Data orphaned in temp directories on slave

awilson · July 17, 2015, 5:16pm

We had a problem last night where a slave machine completely filled its local storage. Upon examination, it looks like the deadline job wasn’t cleaning up after itself properly. In the temp directory for the job that had run on the machine, there were a bunch of copies of the scene file orphaned there. For instance, there were 14 copies of the scene file for frame 66 (it tried to run that many times, failing each time). I haven’t seen this before, so I’m assuming that it was something isolated to this case that caused it to fail. Has anyone seen this before? Is there any way to add a check to make sure that the temp files are removed?

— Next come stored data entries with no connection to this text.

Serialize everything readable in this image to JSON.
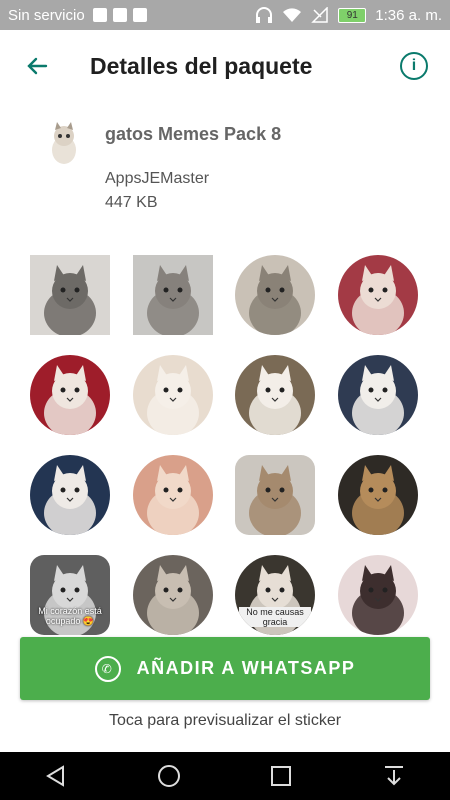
{
  "status_bar": {
    "carrier": "Sin servicio",
    "battery": "91",
    "time": "1:36 a. m.",
    "icons": [
      "notification-icon",
      "bluetooth-icon",
      "image-icon",
      "headphones-icon",
      "wifi-icon",
      "no-signal-icon",
      "battery-icon"
    ]
  },
  "header": {
    "title": "Detalles del paquete",
    "back_icon": "arrow-left-icon",
    "info_icon": "info-icon",
    "info_glyph": "i",
    "accent_color": "#0a7a6c"
  },
  "pack": {
    "name": "gatos Memes Pack 8",
    "publisher": "AppsJEMaster",
    "size": "447 KB"
  },
  "stickers": [
    {
      "shape": "square",
      "color": "#d9d6d2",
      "accent": "#6d6a66"
    },
    {
      "shape": "square",
      "color": "#c7c6c3",
      "accent": "#86817c"
    },
    {
      "shape": "circle",
      "color": "#c9c1b6",
      "accent": "#8a8277"
    },
    {
      "shape": "circle",
      "color": "#a33a45",
      "accent": "#ecdcd4"
    },
    {
      "shape": "circle",
      "color": "#9e1d2a",
      "accent": "#efe6df"
    },
    {
      "shape": "circle",
      "color": "#e8dccf",
      "accent": "#f5efe8"
    },
    {
      "shape": "circle",
      "color": "#7a6a55",
      "accent": "#f3eee8"
    },
    {
      "shape": "circle",
      "color": "#2f3b52",
      "accent": "#f1eeea"
    },
    {
      "shape": "circle",
      "color": "#233552",
      "accent": "#eeeae6"
    },
    {
      "shape": "circle",
      "color": "#d9a08a",
      "accent": "#f1d9c9"
    },
    {
      "shape": "rounded",
      "color": "#cbc6bf",
      "accent": "#a58a6e"
    },
    {
      "shape": "circle",
      "color": "#2e2a25",
      "accent": "#b58c5b"
    },
    {
      "shape": "rounded",
      "color": "#5f5f5f",
      "accent": "#d8d8d8",
      "caption": "Mi corazón está ocupado 😍"
    },
    {
      "shape": "circle",
      "color": "#6b645d",
      "accent": "#c8beb2"
    },
    {
      "shape": "circle",
      "color": "#3a362f",
      "accent": "#e6ded5",
      "caption": "No me causas gracia"
    },
    {
      "shape": "circle",
      "color": "#e7d8d8",
      "accent": "#3d2e2e"
    }
  ],
  "add_button": {
    "label": "AÑADIR A WHATSAPP",
    "icon": "whatsapp-icon",
    "color": "#4cae4c"
  },
  "hint": "Toca para previsualizar el sticker",
  "nav": {
    "buttons": [
      "back-triangle-icon",
      "home-circle-icon",
      "recents-square-icon",
      "download-arrow-icon"
    ]
  }
}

eamsler · July 17, 2015, 7:47pm

It’s actually intentional, but we’ve found that it’s not a great plan on more constrained systems.

The idea was that while a job is running, if we need to pull some re-mapped files, they’d be around.

We have a discussion going internally about how we’d support cleaning things up between tasks. It’s a bit tricky at the moment because a job error is different than a job cancelled event and neither have a function that’s called for us to do the deletion in so we’re stuck relying on the Slave to clean things up when it picks up a new job. The only thing I can suggest for the mean time is lower the number of errors that can happen on a particular Slave via failure detection:
docs.thinkboxsoftware.com/produc … -detection

That should at least limit the number of scene files a specific Slave can generate for a job. The folder should clear out when the Slave moves onto the next one.

awilson · July 17, 2015, 9:56pm

Perfect, thanks! I turned that on, so hopefully we won’t see the problem anymore.